15 秘密組織エルフ 1

デブの妹さんが囚われてるのはアメリカ領にある兵器研究所、という事らしいけど、どうやらそこはハワイにあるみたい。俺はデブと一緒にいったんは日本軍(南軍)の本部へ行き、そこからヘリで岩国空軍基地へ向かって、そこで装備を整えて(と言っても既存の弱い兵器を持たされてもしょうがないので、俺用の武器を使う事になると思う)、輸送機でハワイへ向かう事になる。
まず俺が案内されたのは九州某所にある日本軍(南軍)本部。
地下鉄から軍基地へ向かう便に乗り換えて、地下へ、地下へと潜るとそこに広がる空間は日本軍(南軍)基地なのだった。
「なるほど〜。テレビとかではこの地下鉄から行くっていうところはカットされてたから、新鮮だなー。こうなってたのかー」
と、俺が電車から眺めるそこは巨大な地底都市…じゃなくて、普通に壁だった。それから看板やらも何も無いみすぼらしい駅に降りる。まだまだトンネルは奥に進んでいくような感じだ。とりあえずここから本部へと向かうことになるらしい。
「キミカちゃん、一応言っておくけど、秘密だから」
「あー、はいはい。口外禁止ですね」
廊下は軍服姿の男性・女性、それに戦闘用のドロイドらしきものも行き交っている。後は迷彩服を着てる人、作業服を着てる人などなど。ミサトさん、俺、デブの順で奥に奥に進んでいく。ミサトさんは地位はそれなりに高いようで、すれ違う人はみんな敬礼をしていった。

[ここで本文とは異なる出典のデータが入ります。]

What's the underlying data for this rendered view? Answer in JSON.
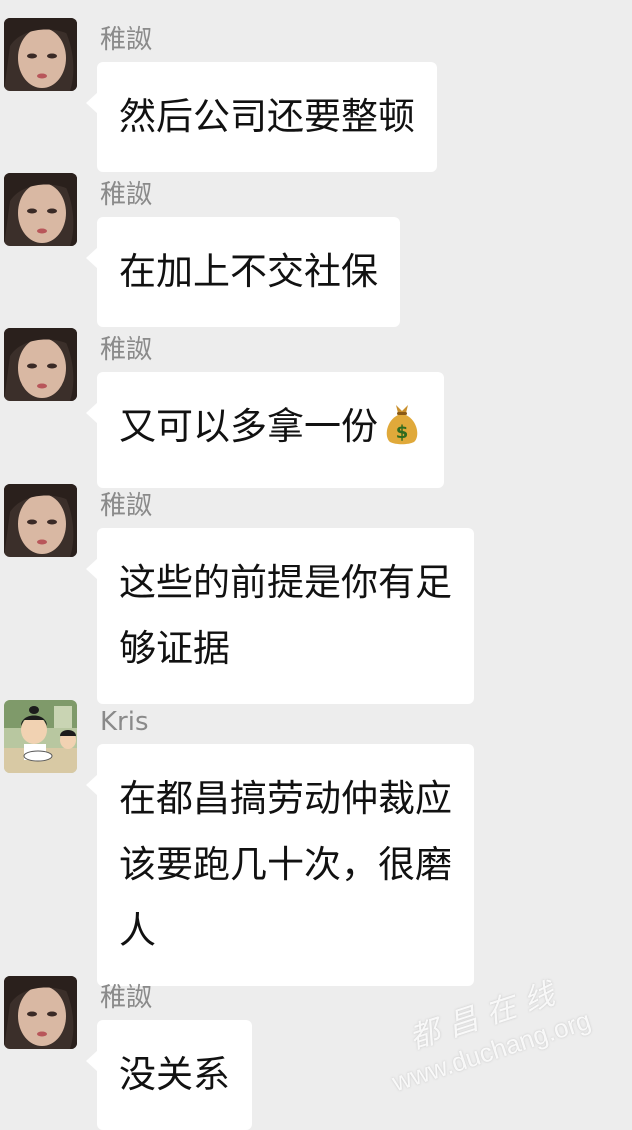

無機質な廊下をさらに進んでいくとその先には兵器を置いてる倉庫?ガレージ?のような場所に出た。見下ろすと20メートルぐらい下には作業員が多脚戦車のメンテナンスをしているところだった。どうも本部って言っても、そういう兵器も格納している基地みたいになってるらしい。九州の某都市の下にこんな空間が広がっているなんて一般人は知らないだろうな。
「これからボスに会ってもらうんだけど、」
突然ミサトさんは足を停めて俺に言う。
「まぁ、ちょっと変わり者だけど、面食らう前に言っておくわ。変わり者だから」
「…は、はぁ」
そのガレージというかドックというか整備工場というか、そこをさらに進んで行くと少し大きな扉があって、「司令室」と書かれている。ここにボス?企業で言うところの社長。学校で言うところの校長先生がいるわけだね。
ミサトさんは扉の前に立つ。
扉はミサトさんを認識したのか、ピピッと音を立てて開いた。
部屋は暗い。
その凄い暗い奥のほうには大きな窓がいくつも並んでいて(多分、あの窓からガレージやらが見下ろせるんだと思う)差し込んでいる光を背にして一人の男が机に座っている。なんとも、俺がイメージしていた社長やら校長先生のイメージじゃないな。陰湿な、どことなく暗いというか、緊張感が漂っている場所だ。
その男は椅子に座ったまま、俺を見るなり一言言った。
「よく来たな。シンジ」
「あ?」
俺がこの男に発した第一声は「あ?」というマヌケな声だった。っていうか、シンジって誰だよ。人違いじゃねーの?